Which happened a lot under the BECM rules.

Total number of characters: 78
Humans: 26 (33.3%)
Elves: 24 (30.8%)
Halflings: 13 (16.7%)
Dwarves: 8 (10.3%)
Dragonborn: 2 (2.6%)
Firbolg: 1 (1.3%)
Goliath: 1 (1.3%)
Half-Elf: 1 (1.3%)
Half-Orc: 1 (1.3%)
Tabaxi: 1 (1.3%)

Humans are our most-popular choice: one out of every three characters that my friends have rolled up since the mid-1980s has been human. Elves are a close second, and Halflings are third.

Which makes sense. Before 3E came along, I played BECM exclusively and it skews heavily towards Human. And now under 5E rules, Human has historically been the only way to start the game with a feat.
I'm surprised at there being only one Half-Elf out of 78 characters; and no Gnomes.
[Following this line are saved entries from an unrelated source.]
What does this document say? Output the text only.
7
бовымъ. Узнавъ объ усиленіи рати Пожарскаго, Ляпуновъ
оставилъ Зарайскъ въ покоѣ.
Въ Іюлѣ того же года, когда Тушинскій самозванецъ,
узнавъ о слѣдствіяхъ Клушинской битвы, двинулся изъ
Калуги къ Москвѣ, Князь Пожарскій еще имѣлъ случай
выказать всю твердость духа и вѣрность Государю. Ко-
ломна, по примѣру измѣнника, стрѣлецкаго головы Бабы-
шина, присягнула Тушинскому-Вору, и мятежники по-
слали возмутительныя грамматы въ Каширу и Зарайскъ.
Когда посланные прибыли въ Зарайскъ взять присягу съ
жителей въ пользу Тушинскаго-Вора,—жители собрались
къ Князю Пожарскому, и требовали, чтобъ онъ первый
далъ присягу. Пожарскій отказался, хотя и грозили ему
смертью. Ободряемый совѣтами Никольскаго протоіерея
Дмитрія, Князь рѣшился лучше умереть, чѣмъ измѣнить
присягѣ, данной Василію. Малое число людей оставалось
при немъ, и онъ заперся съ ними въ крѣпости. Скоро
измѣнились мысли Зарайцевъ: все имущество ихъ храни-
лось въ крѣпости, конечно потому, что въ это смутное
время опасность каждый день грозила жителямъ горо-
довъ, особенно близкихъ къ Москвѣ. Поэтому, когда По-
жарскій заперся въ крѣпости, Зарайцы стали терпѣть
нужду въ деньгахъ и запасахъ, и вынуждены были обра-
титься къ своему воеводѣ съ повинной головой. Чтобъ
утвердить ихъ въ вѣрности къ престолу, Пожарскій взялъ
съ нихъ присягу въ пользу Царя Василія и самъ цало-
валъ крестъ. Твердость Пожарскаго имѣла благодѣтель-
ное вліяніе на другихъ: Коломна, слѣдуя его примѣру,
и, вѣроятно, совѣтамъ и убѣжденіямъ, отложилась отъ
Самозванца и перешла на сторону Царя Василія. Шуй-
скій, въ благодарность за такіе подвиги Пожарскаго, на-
When you say "played long-term", what's your cutoff?
 

I'm surprised at there being only one Half-Elf out of 78 characters; and no Gnomes.

When you say "played long-term", what's your cutoff?
I had originally typed out the timeliness and different groups, but it got messed up and then I deleted it. :-) But there is not a fixed number or cutoff point. I counted any character that made it at least to 10th level, and was played for at least six months.

Typically, I start all characters at 1st level, and a campaign usually runs 1-3 years.
 

I'm surprised at there being only one Half-Elf out of 78 characters; and no Gnomes.

When you say "played long-term", what's your cutoff?
Lack of half elves doesn't surprise me, 1 is more than I have seen. They are mechanically strong but thematically bland (humans with slightly pointed ears). So it depends on if your players like to optimise their characters or not.
 

Counting everything rolled up and run by a player (thus ignoring adventuring NPCs etc.), over my 39 years of DMing here's what's appeared as PCs in my three big campaigns. This includes everything: one-hit wonders, ten-year hall-of-famers, all of 'em - if they were in one session or 300, they count.

177 - Human
94 - Elf
49 - Dwarf
33 - Part Elf
24 - Hobbit
24 - Part Orc
18 - Gnome
10 - mixed (strange genetic combinations of various species including but not limited to those listed above)
5 - other (completely a species not listed above e.g. Drow, Leprechaun, Centaur)
3 - two (characters who permanently changed species during their career, usually due to reincarnation, and were played in each form)

One reason for the low number of Gnomes might be their resilience: for some reason their overall death-per-session-played rate is about half that of anyone else, reducing their turnover. Hobbits are also quite resilient.